Os Estados Unidos deram início a uma ofensiva bilionária para ter acesso às reservas de minerais críticos e de terras raras do Brasil.
Estima-se que o Brasil tenha entre 20% e 23% das reservas mundiais de terras raras, por exemplo, a segunda maior atrás apenas da China, e o país é tido como estratégico para o plano dos EUA de reduzirem sua dependência da China, principal produtora e processadora desses minerais.
Os minerais críticos, entre eles as terras raras, são um conjunto de elementos químicos considerados cruciais por serem necessários tanto em equipamentos utilizados para gerar e armazenar energia limpa como para a indústria eletrônica e militar.

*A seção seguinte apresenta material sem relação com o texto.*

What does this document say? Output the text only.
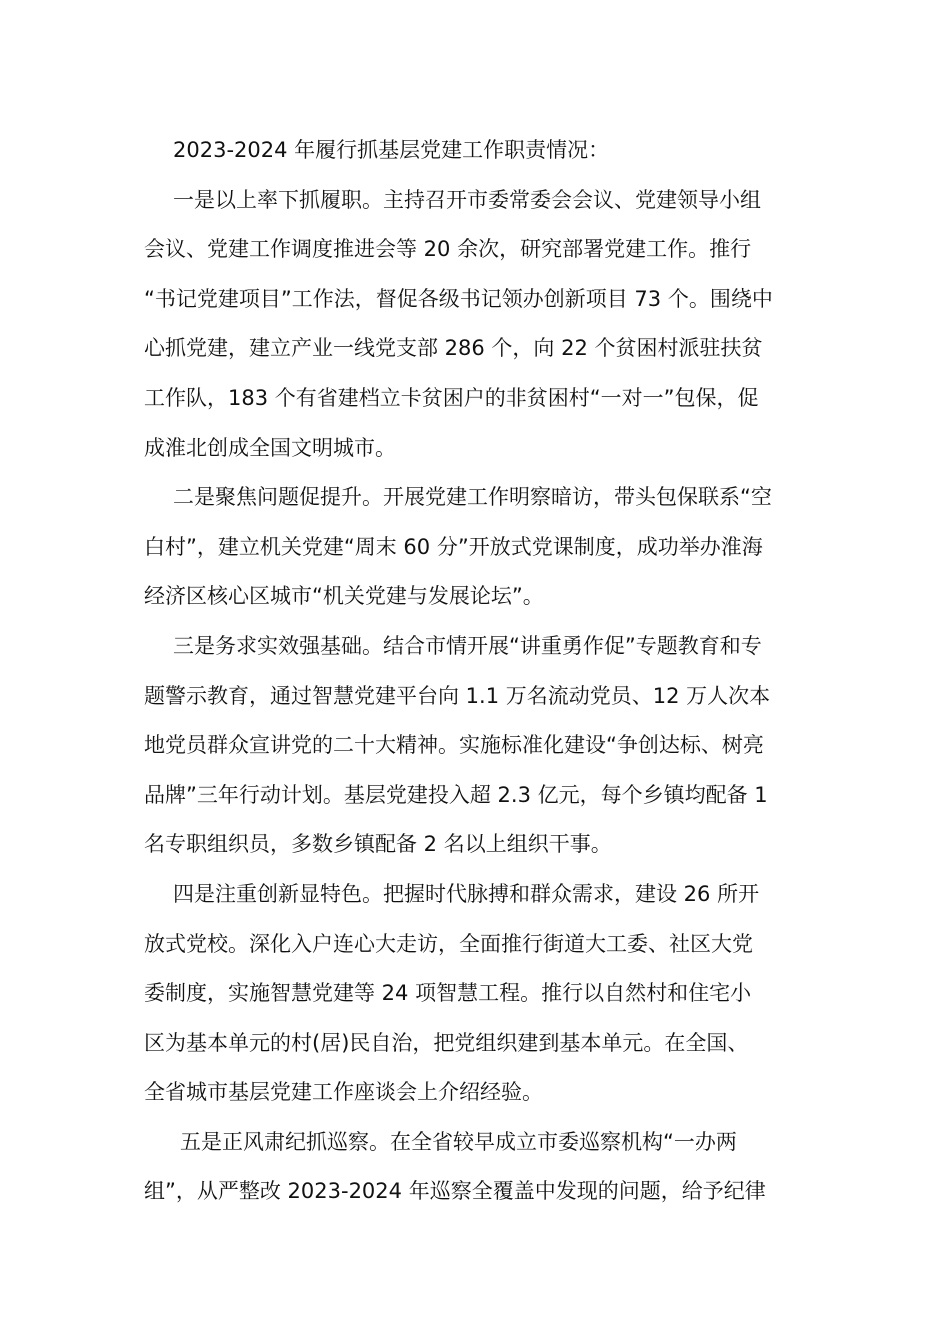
2023-2024 年履行抓基层党建工作职责情况：
一是以上率下抓履职。主持召开市委常委会会议、党建领导小组
会议、党建工作调度推进会等 20 余次，研究部署党建工作。推行
“书记党建项目”工作法，督促各级书记领办创新项目 73 个。围绕中
心抓党建，建立产业一线党支部 286 个，向 22 个贫困村派驻扶贫
工作队，183 个有省建档立卡贫困户的非贫困村“一对一”包保，促
成淮北创成全国文明城市。
二是聚焦问题促提升。开展党建工作明察暗访，带头包保联系“空
白村”，建立机关党建“周末 60 分”开放式党课制度，成功举办淮海
经济区核心区城市“机关党建与发展论坛”。
三是务求实效强基础。结合市情开展“讲重勇作促”专题教育和专
题警示教育，通过智慧党建平台向 1.1 万名流动党员、12 万人次本
地党员群众宣讲党的二十大精神。实施标准化建设“争创达标、树亮
品牌”三年行动计划。基层党建投入超 2.3 亿元，每个乡镇均配备 1
名专职组织员，多数乡镇配备 2 名以上组织干事。
四是注重创新显特色。把握时代脉搏和群众需求，建设 26 所开
放式党校。深化入户连心大走访，全面推行街道大工委、社区大党
委制度，实施智慧党建等 24 项智慧工程。推行以自然村和住宅小
区为基本单元的村(居)民自治，把党组织建到基本单元。在全国、
全省城市基层党建工作座谈会上介绍经验。
五是正风肃纪抓巡察。在全省较早成立市委巡察机构“一办两
组”，从严整改 2023-2024 年巡察全覆盖中发现的问题，给予纪律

Entre eles, estão lítio, cobalto e nióbio. Eles são usados, por exemplo, na fabricação de baterias elétricas, ímãs para turbinas eólicas, chips eletrônicos, aviões, mísseis e satélites.
A BBC News Brasil apurou que a ofensiva americana ocorre em duas frentes: uma econômica e outra política, e envolve tanto investidores privados como setores do governo de Donald Trump como o Departamento de Guerra.
Na frente econômica, os EUA se preparam para ampliar os investimentos em companhias brasileiras ou estrangeiras que já detêm autorizações de pesquisa ou exploração de minerais críticos no país.
Nesse campo, os americanos estariam dispostos a investir "dezenas de bilhões de dólares" formando parcerias e até mesmo se tornando sócios de mineradoras que já atuam no país, mesmo que em fase embrionária, segundo apurou a BBC News Brasil com fontes a par do projeto.
Uma versão preliminar deste acordo foi enviada pela Embaixada dos Estados Unidos ao Ministério das Relações Exteriores (MRE) em fevereiro deste ano.